One would think that millions of tax dollars being directed by government officials with significant conflicts of interest would be significant news at the New York Times and the Washington Post.
But searches on both of those websites turned up zero coverage of the report, which was produced under the direction of Sen. David Vitter of Louisiana, the committee's ranking minority member.
Here are just four of the conclusions described in the report's executive summary regarding government funding of environmental nonprofits:
• Former far-left environmentalists working at EPA funnel government money through grants to their former employers and colleagues, often contributing to the bottom line of environmental activist groups.
• Under President Obama, EPA has given more than $27 million in taxpayer-funded grants to major environmental groups. Notably, the Natural Resources Defense Council and Environmental Defense Fund – two key activists groups with significant ties to senior EPA officials – have collected more than $1 million in funding each.
• EPA Region 2 Administrator Judith Enck appears to be inappropriately and personally involved in the allocation of EPA grants to favored groups. Enck is also the subject of an inquiry led by the EPA Office of Inspector General.
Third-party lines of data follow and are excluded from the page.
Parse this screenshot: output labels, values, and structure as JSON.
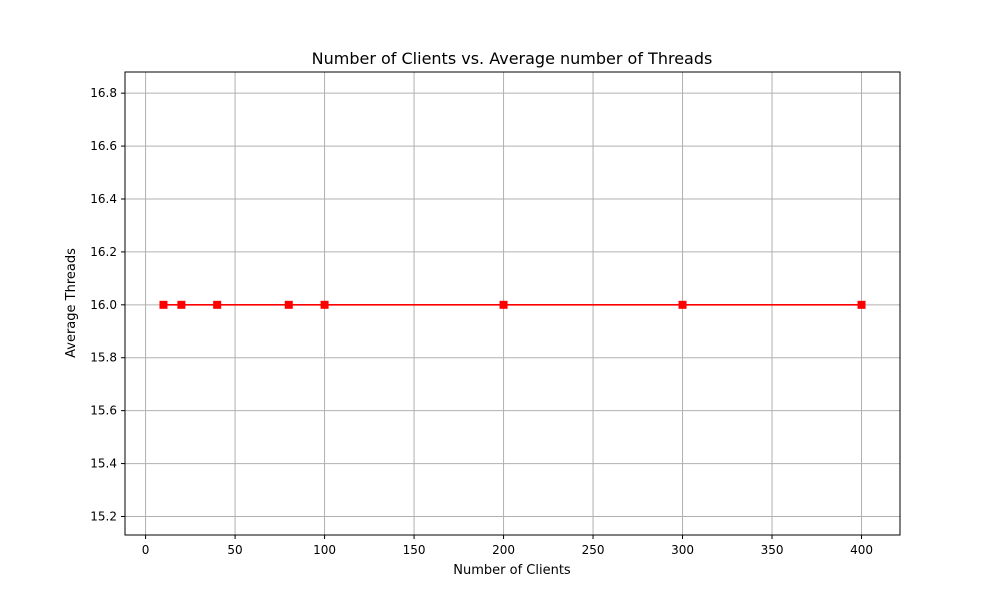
{
  "chart_data": {
    "type": "line",
    "title": "Number of Clients vs. Average number of Threads",
    "xlabel": "Number of Clients",
    "ylabel": "Average Threads",
    "xlim": [
      -11.5,
      421.5
    ],
    "ylim": [
      15.13,
      16.88
    ],
    "xticks": [
      0,
      50,
      100,
      150,
      200,
      250,
      300,
      350,
      400
    ],
    "yticks": [
      15.2,
      15.4,
      15.6,
      15.8,
      16.0,
      16.2,
      16.4,
      16.6,
      16.8
    ],
    "xtick_labels": [
      "0",
      "50",
      "100",
      "150",
      "200",
      "250",
      "300",
      "350",
      "400"
    ],
    "ytick_labels": [
      "15.2",
      "15.4",
      "15.6",
      "15.8",
      "16.0",
      "16.2",
      "16.4",
      "16.6",
      "16.8"
    ],
    "grid": true,
    "series": [
      {
        "color": "#ff0000",
        "marker": "square",
        "x": [
          10,
          20,
          40,
          80,
          100,
          200,
          300,
          400
        ],
        "y": [
          16.0,
          16.0,
          16.0,
          16.0,
          16.0,
          16.0,
          16.0,
          16.0
        ]
      }
    ]
  }
}
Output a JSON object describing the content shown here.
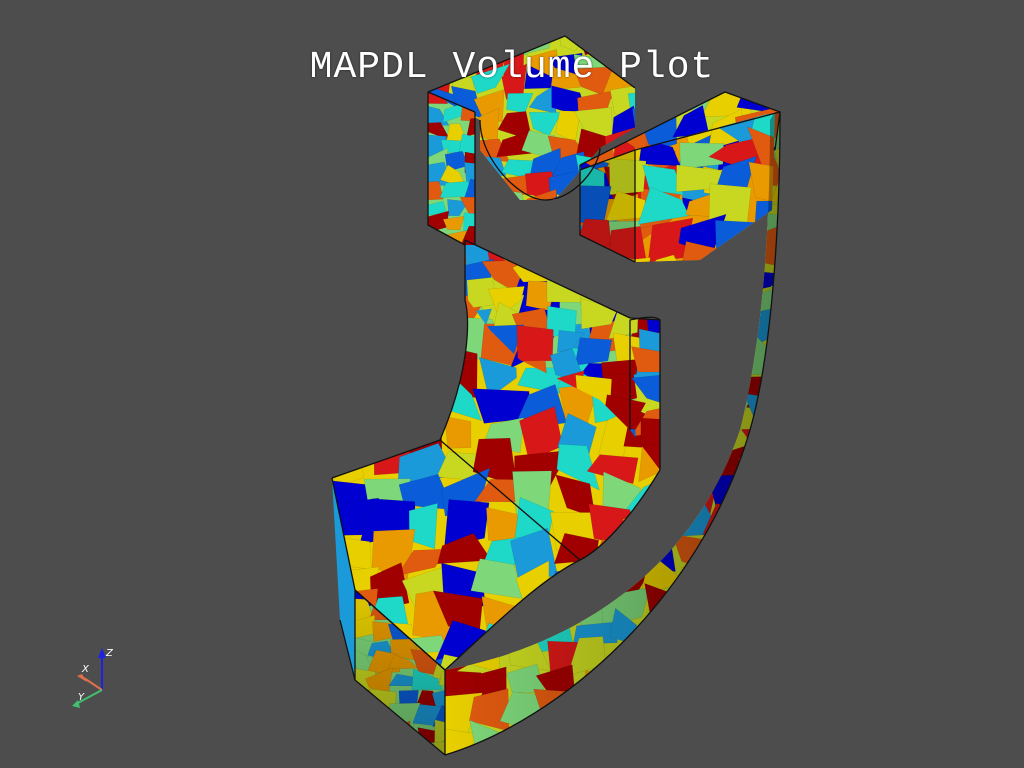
{
  "plot": {
    "title": "MAPDL Volume Plot",
    "background": "#4d4d4d",
    "title_color": "#ffffff",
    "colormap": [
      "#0000d0",
      "#0a5cd8",
      "#1a9ad8",
      "#1ed8c8",
      "#7ed87a",
      "#c8d820",
      "#e8d000",
      "#e89a00",
      "#e05a10",
      "#d81818",
      "#a00000"
    ]
  },
  "axes": {
    "x_label": "X",
    "y_label": "Y",
    "z_label": "Z",
    "x_color": "#e0704a",
    "y_color": "#40c070",
    "z_color": "#2020e0"
  }
}
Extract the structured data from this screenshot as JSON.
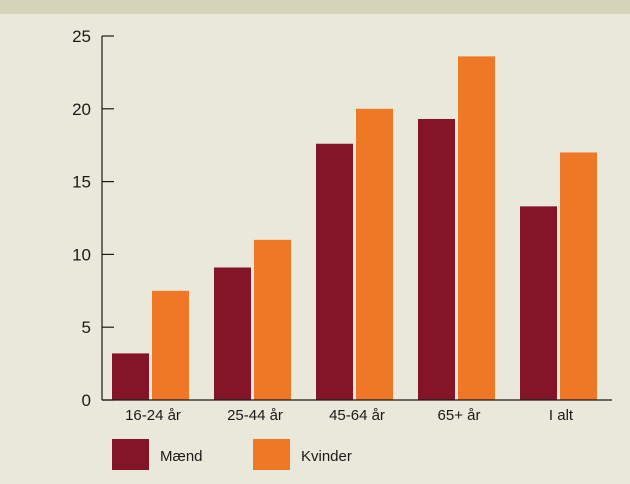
{
  "colors": {
    "background": "#e9e8da",
    "top_band": "#d6d3bb",
    "maend": "#841427",
    "kvinder": "#ef7827",
    "axis": "#1a1a1a"
  },
  "chart_data": {
    "type": "bar",
    "title": "",
    "xlabel": "",
    "ylabel": "",
    "categories": [
      "16-24 år",
      "25-44 år",
      "45-64 år",
      "65+ år",
      "I alt"
    ],
    "series": [
      {
        "name": "Mænd",
        "values": [
          3.2,
          9.1,
          17.6,
          19.3,
          13.3
        ],
        "color": "#841427"
      },
      {
        "name": "Kvinder",
        "values": [
          7.5,
          11.0,
          20.0,
          23.6,
          17.0
        ],
        "color": "#ef7827"
      }
    ],
    "ylim": [
      0,
      25
    ],
    "yticks": [
      0,
      5,
      10,
      15,
      20,
      25
    ],
    "grid": false,
    "legend": "bottom-left"
  }
}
• EPA also gives grants to lesser-known extreme groups. For example, the Louisiana Bucket Brigade received hundreds of thousands of grants under former Administrator Lisa Jackson despite challenges by state regulators over the use of such grants.
It wasn't that long ago that MSM silence could disappear an important government report, but thanks to the Internet, that's no longer the case.
This report isn't going away any time soon and it almost certainly will be the impetus for legislative action and a great deal of public debate.